In Philip Yancey’s book, Rumours of Another World, he explores our Western tendency toward reductionism. We take the world apart, breaking the solar system into constituent parts to understand how things work. Uluru is reduced to “just a rock”. Yet as science’s light illuminates the mechanics underlying the physical world, “its shadows further obscure the invisible world beyond.” We pulled the planet apart, but we haven’t yet learned to connect and put it back together, where the whole is greater than the sum of the parts. Even so, “encounter trumps reduction.” Even an unsuspecting skeptic can be taken by surprise while watching the sun set on Uluru:
“Even with our bus tours and our fully automatic cameras and our cries of ‘Oh, wow!’, we still couldn’t belittle it. I had come expecting nothing much, but by the power of the thing itself I had, like some ancient tribesman wandering through the desert and confronting the phenomenon, been turned into a worshipper. Nobody was more surprised than I.”
Following Celtic spirituality, Yancey would call this a “‘thin place’ where the natural and supernatural worlds come together at their narrowest, with only a thin veil between them.” Have you ever experienced this? Where? Can you recall the sights, sounds, smell, and the feel of the place? In your mind’s eye, capture a 360 degree panorama at your personal ‘Uluru’. Whether on a mountain peak in the Andes, a gaping gorge like the Grand Canyon, or watching a fledgling eagle set out for its first flight, we’ve all experienced thin places of exquisite beauty. And whilst our framing of the facts may not fit with Aboriginal spirituality, no person can consistently live as minga. Amidst our frenetic activity, the spirit of a place reaches through our lens and past our pretensions to be ninti, and takes us by surprise. “There must be something more than this.” And in this something more, we live, we move, and we have our being.

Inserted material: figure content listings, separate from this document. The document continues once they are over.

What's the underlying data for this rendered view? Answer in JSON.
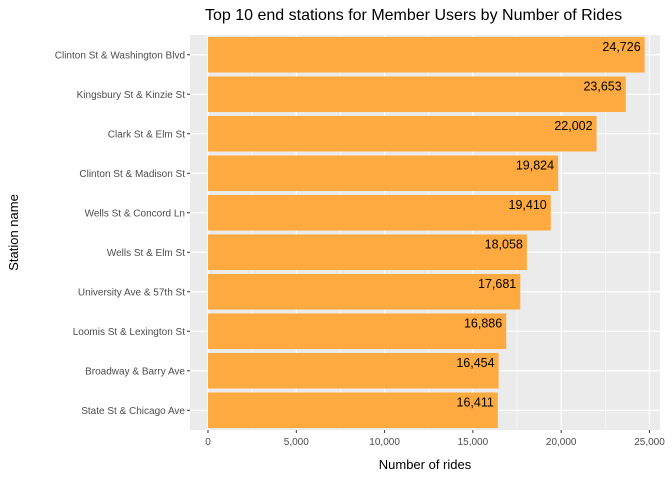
{
  "chart_data": {
    "type": "bar",
    "orientation": "horizontal",
    "title": "Top 10 end stations for Member Users by Number of Rides",
    "xlabel": "Number of rides",
    "ylabel": "Station name",
    "categories": [
      "Clinton St & Washington Blvd",
      "Kingsbury St & Kinzie St",
      "Clark St & Elm St",
      "Clinton St & Madison St",
      "Wells St & Concord Ln",
      "Wells St & Elm St",
      "University Ave & 57th St",
      "Loomis St & Lexington St",
      "Broadway & Barry Ave",
      "State St & Chicago Ave"
    ],
    "values": [
      24726,
      23653,
      22002,
      19824,
      19410,
      18058,
      17681,
      16886,
      16454,
      16411
    ],
    "value_labels": [
      "24,726",
      "23,653",
      "22,002",
      "19,824",
      "19,410",
      "18,058",
      "17,681",
      "16,886",
      "16,454",
      "16,411"
    ],
    "xlim": [
      0,
      25000
    ],
    "xticks": [
      0,
      5000,
      10000,
      15000,
      20000,
      25000
    ],
    "xtick_labels": [
      "0",
      "5,000",
      "10,000",
      "15,000",
      "20,000",
      "25,000"
    ],
    "bar_color": "#FFAA40",
    "panel_color": "#EBEBEB",
    "grid": true,
    "legend": "none"
  }
}
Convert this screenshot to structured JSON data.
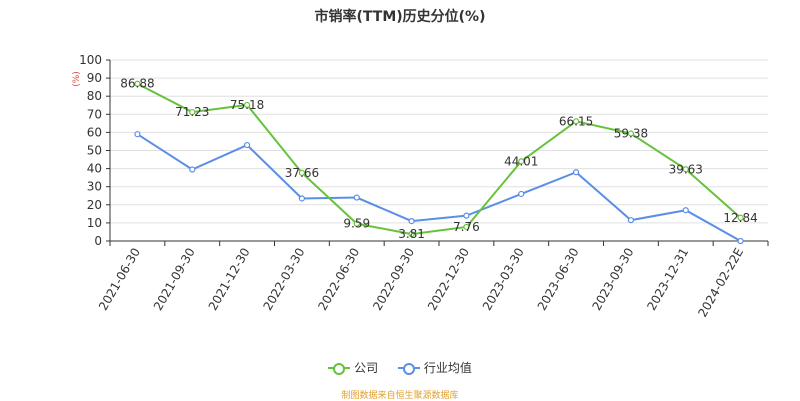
{
  "title": "市销率(TTM)历史分位(%)",
  "source": "制图数据来自恒生聚源数据库",
  "chart_data": {
    "type": "line",
    "title": "市销率(TTM)历史分位(%)",
    "ylabel": "(%)",
    "xlabel": "",
    "ylim": [
      0,
      100
    ],
    "yticks": [
      0,
      10,
      20,
      30,
      40,
      50,
      60,
      70,
      80,
      90,
      100
    ],
    "categories": [
      "2021-06-30",
      "2021-09-30",
      "2021-12-30",
      "2022-03-30",
      "2022-06-30",
      "2022-09-30",
      "2022-12-30",
      "2023-03-30",
      "2023-06-30",
      "2023-09-30",
      "2023-12-31",
      "2024-02-22E"
    ],
    "series": [
      {
        "name": "公司",
        "color": "#66c23a",
        "values": [
          86.88,
          71.23,
          75.18,
          37.66,
          9.59,
          3.81,
          7.76,
          44.01,
          66.15,
          59.38,
          39.63,
          12.84
        ],
        "labels": [
          "86.88",
          "71.23",
          "75.18",
          "37.66",
          "9.59",
          "3.81",
          "7.76",
          "44.01",
          "66.15",
          "59.38",
          "39.63",
          "12.84"
        ]
      },
      {
        "name": "行业均值",
        "color": "#5b8ee6",
        "values": [
          59,
          39.5,
          53,
          23.5,
          24,
          11,
          14,
          26,
          38,
          11.5,
          17,
          0
        ]
      }
    ],
    "grid": true,
    "legend": "bottom-center"
  }
}
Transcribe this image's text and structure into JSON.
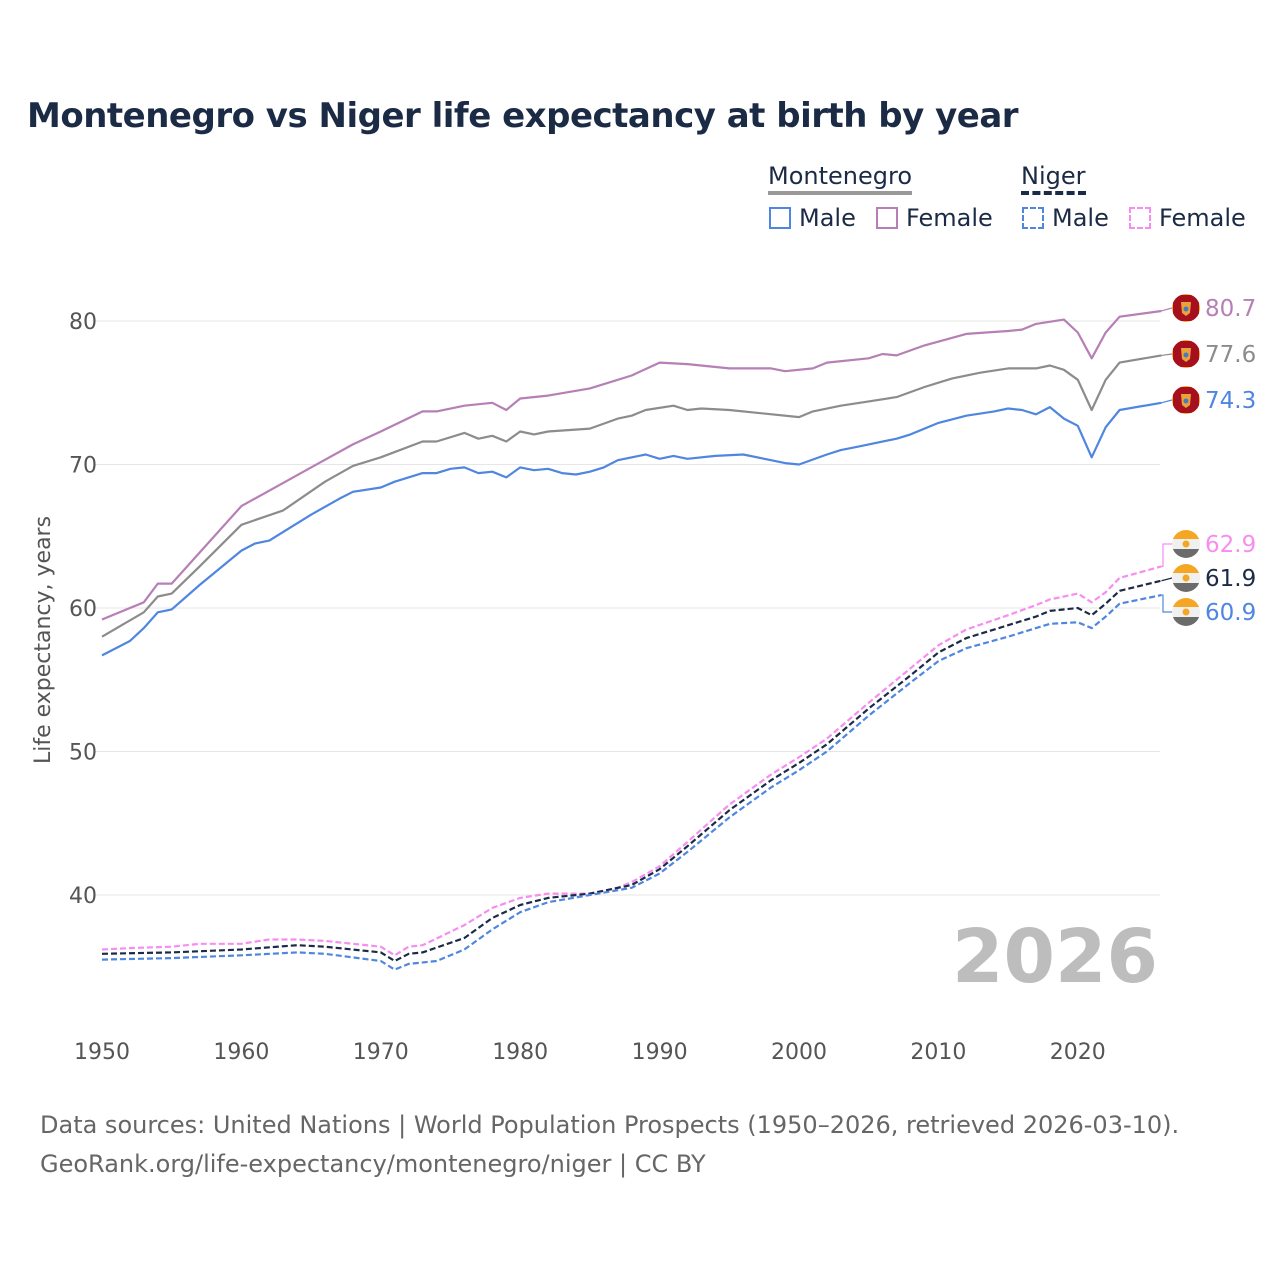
{
  "title": "Montenegro vs Niger life expectancy at birth by year",
  "legend": {
    "groups": [
      {
        "name": "Montenegro",
        "style": "solid",
        "color": "#999999"
      },
      {
        "name": "Niger",
        "style": "dashed",
        "color": "#1c2b45"
      }
    ],
    "items": [
      {
        "label": "Male",
        "group": "Montenegro",
        "color": "#4f86e0",
        "dashed": false
      },
      {
        "label": "Female",
        "group": "Montenegro",
        "color": "#b67fb5",
        "dashed": false
      },
      {
        "label": "Male",
        "group": "Niger",
        "color": "#4f86e0",
        "dashed": true
      },
      {
        "label": "Female",
        "group": "Niger",
        "color": "#f78df0",
        "dashed": true
      }
    ]
  },
  "year_watermark": "2026",
  "source_line1": "Data sources: United Nations | World Population Prospects (1950–2026, retrieved 2026-03-10).",
  "source_line2": "GeoRank.org/life-expectancy/montenegro/niger | CC BY",
  "chart_data": {
    "type": "line",
    "title": "Montenegro vs Niger life expectancy at birth by year",
    "xlabel": "",
    "ylabel": "Life expectancy, years",
    "xlim": [
      1950,
      2026
    ],
    "ylim": [
      33,
      84
    ],
    "xticks": [
      "1950",
      "1960",
      "1970",
      "1980",
      "1990",
      "2000",
      "2010",
      "2020"
    ],
    "yticks": [
      "40",
      "50",
      "60",
      "70",
      "80"
    ],
    "grid": true,
    "legend_position": "top-right",
    "series": [
      {
        "name": "Montenegro Female",
        "country": "montenegro",
        "color": "#b67fb5",
        "dashed": false,
        "end_label": "80.7",
        "points": [
          [
            1950,
            59.2
          ],
          [
            1953,
            60.4
          ],
          [
            1954,
            61.7
          ],
          [
            1955,
            61.7
          ],
          [
            1960,
            67.1
          ],
          [
            1965,
            69.8
          ],
          [
            1968,
            71.4
          ],
          [
            1970,
            72.3
          ],
          [
            1973,
            73.7
          ],
          [
            1974,
            73.7
          ],
          [
            1976,
            74.1
          ],
          [
            1978,
            74.3
          ],
          [
            1979,
            73.8
          ],
          [
            1980,
            74.6
          ],
          [
            1982,
            74.8
          ],
          [
            1985,
            75.3
          ],
          [
            1988,
            76.2
          ],
          [
            1990,
            77.1
          ],
          [
            1992,
            77.0
          ],
          [
            1995,
            76.7
          ],
          [
            1998,
            76.7
          ],
          [
            1999,
            76.5
          ],
          [
            2001,
            76.7
          ],
          [
            2002,
            77.1
          ],
          [
            2005,
            77.4
          ],
          [
            2006,
            77.7
          ],
          [
            2007,
            77.6
          ],
          [
            2009,
            78.3
          ],
          [
            2012,
            79.1
          ],
          [
            2015,
            79.3
          ],
          [
            2016,
            79.4
          ],
          [
            2017,
            79.8
          ],
          [
            2019,
            80.1
          ],
          [
            2020,
            79.2
          ],
          [
            2021,
            77.4
          ],
          [
            2022,
            79.2
          ],
          [
            2023,
            80.3
          ],
          [
            2026,
            80.7
          ]
        ]
      },
      {
        "name": "Montenegro Total",
        "country": "montenegro",
        "color": "#8c8c8c",
        "dashed": false,
        "end_label": "77.6",
        "points": [
          [
            1950,
            58.0
          ],
          [
            1953,
            59.7
          ],
          [
            1954,
            60.8
          ],
          [
            1955,
            61.0
          ],
          [
            1957,
            62.9
          ],
          [
            1960,
            65.8
          ],
          [
            1963,
            66.8
          ],
          [
            1966,
            68.8
          ],
          [
            1968,
            69.9
          ],
          [
            1970,
            70.5
          ],
          [
            1973,
            71.6
          ],
          [
            1974,
            71.6
          ],
          [
            1976,
            72.2
          ],
          [
            1977,
            71.8
          ],
          [
            1978,
            72.0
          ],
          [
            1979,
            71.6
          ],
          [
            1980,
            72.3
          ],
          [
            1981,
            72.1
          ],
          [
            1982,
            72.3
          ],
          [
            1985,
            72.5
          ],
          [
            1987,
            73.2
          ],
          [
            1988,
            73.4
          ],
          [
            1989,
            73.8
          ],
          [
            1991,
            74.1
          ],
          [
            1992,
            73.8
          ],
          [
            1993,
            73.9
          ],
          [
            1995,
            73.8
          ],
          [
            2000,
            73.3
          ],
          [
            2001,
            73.7
          ],
          [
            2003,
            74.1
          ],
          [
            2005,
            74.4
          ],
          [
            2007,
            74.7
          ],
          [
            2009,
            75.4
          ],
          [
            2011,
            76.0
          ],
          [
            2013,
            76.4
          ],
          [
            2015,
            76.7
          ],
          [
            2017,
            76.7
          ],
          [
            2018,
            76.9
          ],
          [
            2019,
            76.6
          ],
          [
            2020,
            75.9
          ],
          [
            2021,
            73.8
          ],
          [
            2022,
            75.9
          ],
          [
            2023,
            77.1
          ],
          [
            2026,
            77.6
          ]
        ]
      },
      {
        "name": "Montenegro Male",
        "country": "montenegro",
        "color": "#4f86e0",
        "dashed": false,
        "end_label": "74.3",
        "points": [
          [
            1950,
            56.7
          ],
          [
            1952,
            57.7
          ],
          [
            1953,
            58.6
          ],
          [
            1954,
            59.7
          ],
          [
            1955,
            59.9
          ],
          [
            1957,
            61.6
          ],
          [
            1960,
            64.0
          ],
          [
            1961,
            64.5
          ],
          [
            1962,
            64.7
          ],
          [
            1963,
            65.3
          ],
          [
            1965,
            66.5
          ],
          [
            1967,
            67.6
          ],
          [
            1968,
            68.1
          ],
          [
            1970,
            68.4
          ],
          [
            1971,
            68.8
          ],
          [
            1973,
            69.4
          ],
          [
            1974,
            69.4
          ],
          [
            1975,
            69.7
          ],
          [
            1976,
            69.8
          ],
          [
            1977,
            69.4
          ],
          [
            1978,
            69.5
          ],
          [
            1979,
            69.1
          ],
          [
            1980,
            69.8
          ],
          [
            1981,
            69.6
          ],
          [
            1982,
            69.7
          ],
          [
            1983,
            69.4
          ],
          [
            1984,
            69.3
          ],
          [
            1985,
            69.5
          ],
          [
            1986,
            69.8
          ],
          [
            1987,
            70.3
          ],
          [
            1989,
            70.7
          ],
          [
            1990,
            70.4
          ],
          [
            1991,
            70.6
          ],
          [
            1992,
            70.4
          ],
          [
            1994,
            70.6
          ],
          [
            1996,
            70.7
          ],
          [
            1998,
            70.3
          ],
          [
            1999,
            70.1
          ],
          [
            2000,
            70.0
          ],
          [
            2002,
            70.7
          ],
          [
            2003,
            71.0
          ],
          [
            2004,
            71.2
          ],
          [
            2005,
            71.4
          ],
          [
            2007,
            71.8
          ],
          [
            2008,
            72.1
          ],
          [
            2009,
            72.5
          ],
          [
            2010,
            72.9
          ],
          [
            2012,
            73.4
          ],
          [
            2014,
            73.7
          ],
          [
            2015,
            73.9
          ],
          [
            2016,
            73.8
          ],
          [
            2017,
            73.5
          ],
          [
            2018,
            74.0
          ],
          [
            2019,
            73.2
          ],
          [
            2020,
            72.7
          ],
          [
            2021,
            70.5
          ],
          [
            2022,
            72.6
          ],
          [
            2023,
            73.8
          ],
          [
            2026,
            74.3
          ]
        ]
      },
      {
        "name": "Niger Female",
        "country": "niger",
        "color": "#f78df0",
        "dashed": true,
        "end_label": "62.9",
        "points": [
          [
            1950,
            36.2
          ],
          [
            1952,
            36.3
          ],
          [
            1955,
            36.4
          ],
          [
            1957,
            36.6
          ],
          [
            1960,
            36.6
          ],
          [
            1962,
            36.9
          ],
          [
            1964,
            36.9
          ],
          [
            1966,
            36.8
          ],
          [
            1968,
            36.6
          ],
          [
            1970,
            36.4
          ],
          [
            1971,
            35.8
          ],
          [
            1972,
            36.4
          ],
          [
            1973,
            36.5
          ],
          [
            1976,
            37.9
          ],
          [
            1978,
            39.1
          ],
          [
            1980,
            39.8
          ],
          [
            1982,
            40.1
          ],
          [
            1985,
            40.1
          ],
          [
            1987,
            40.5
          ],
          [
            1988,
            40.9
          ],
          [
            1990,
            42.0
          ],
          [
            1992,
            43.7
          ],
          [
            1995,
            46.3
          ],
          [
            1998,
            48.4
          ],
          [
            2000,
            49.6
          ],
          [
            2002,
            50.9
          ],
          [
            2005,
            53.4
          ],
          [
            2008,
            55.8
          ],
          [
            2010,
            57.4
          ],
          [
            2012,
            58.5
          ],
          [
            2015,
            59.5
          ],
          [
            2017,
            60.2
          ],
          [
            2018,
            60.6
          ],
          [
            2020,
            61.0
          ],
          [
            2021,
            60.4
          ],
          [
            2022,
            61.1
          ],
          [
            2023,
            62.1
          ],
          [
            2026,
            62.9
          ]
        ]
      },
      {
        "name": "Niger Total",
        "country": "niger",
        "color": "#1c2b45",
        "dashed": true,
        "end_label": "61.9",
        "points": [
          [
            1950,
            35.9
          ],
          [
            1955,
            36.0
          ],
          [
            1960,
            36.2
          ],
          [
            1964,
            36.5
          ],
          [
            1966,
            36.4
          ],
          [
            1970,
            36.0
          ],
          [
            1971,
            35.4
          ],
          [
            1972,
            35.9
          ],
          [
            1973,
            36.0
          ],
          [
            1976,
            37.0
          ],
          [
            1978,
            38.4
          ],
          [
            1980,
            39.3
          ],
          [
            1982,
            39.8
          ],
          [
            1985,
            40.1
          ],
          [
            1988,
            40.7
          ],
          [
            1990,
            41.8
          ],
          [
            1992,
            43.4
          ],
          [
            1995,
            45.9
          ],
          [
            1998,
            48.0
          ],
          [
            2000,
            49.2
          ],
          [
            2002,
            50.5
          ],
          [
            2005,
            53.0
          ],
          [
            2008,
            55.3
          ],
          [
            2010,
            56.9
          ],
          [
            2012,
            57.9
          ],
          [
            2015,
            58.8
          ],
          [
            2017,
            59.4
          ],
          [
            2018,
            59.8
          ],
          [
            2020,
            60.0
          ],
          [
            2021,
            59.5
          ],
          [
            2022,
            60.3
          ],
          [
            2023,
            61.2
          ],
          [
            2026,
            61.9
          ]
        ]
      },
      {
        "name": "Niger Male",
        "country": "niger",
        "color": "#4f86e0",
        "dashed": true,
        "end_label": "60.9",
        "points": [
          [
            1950,
            35.5
          ],
          [
            1955,
            35.6
          ],
          [
            1960,
            35.8
          ],
          [
            1964,
            36.0
          ],
          [
            1966,
            35.9
          ],
          [
            1970,
            35.4
          ],
          [
            1971,
            34.8
          ],
          [
            1972,
            35.2
          ],
          [
            1974,
            35.4
          ],
          [
            1976,
            36.2
          ],
          [
            1978,
            37.6
          ],
          [
            1980,
            38.8
          ],
          [
            1982,
            39.5
          ],
          [
            1985,
            40.0
          ],
          [
            1988,
            40.5
          ],
          [
            1990,
            41.5
          ],
          [
            1992,
            43.0
          ],
          [
            1995,
            45.4
          ],
          [
            1998,
            47.5
          ],
          [
            2000,
            48.7
          ],
          [
            2002,
            50.0
          ],
          [
            2005,
            52.5
          ],
          [
            2008,
            54.8
          ],
          [
            2010,
            56.3
          ],
          [
            2012,
            57.2
          ],
          [
            2015,
            58.0
          ],
          [
            2017,
            58.6
          ],
          [
            2018,
            58.9
          ],
          [
            2020,
            59.0
          ],
          [
            2021,
            58.6
          ],
          [
            2022,
            59.4
          ],
          [
            2023,
            60.3
          ],
          [
            2026,
            60.9
          ]
        ]
      }
    ]
  }
}
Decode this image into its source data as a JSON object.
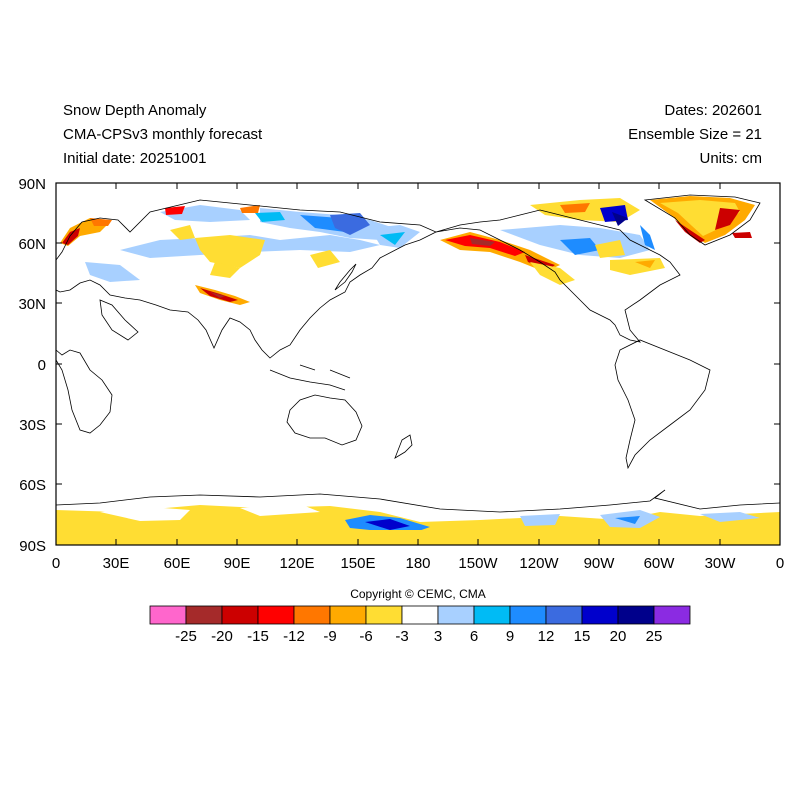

I’m pleased to say that on this occasion, our group didn’t conquer the rock. Admittedly the climb was closed for excessive wind and heat! But I’d like to think we all felt the pull of something beyond mere deference for Dreamtime. At this thin place we sensed the physical and spiritual reunite in a Corroboree. And this dance, which Anangu believe once marked the land, served to shake the mindset of minga tourists otherwise oblivious to the Great Creator God in whose presence we all dwell. Tjukurpa had conquered the tourist.
 See http://www.aicomos.com/wp-content/uploads/Tourism-tracks-and-sacred-places-Pashupatinath-and-Uluru.-Case-studies-from-Nepal-and-Australia.pdf for an intriguing critique of clashing cultures at Uluru.
 Philip Yancey, Rumours of Another World: What on Earth are We Missing? (Grand Rapids, MI: Zondervan, 2003), 15, 18, 45.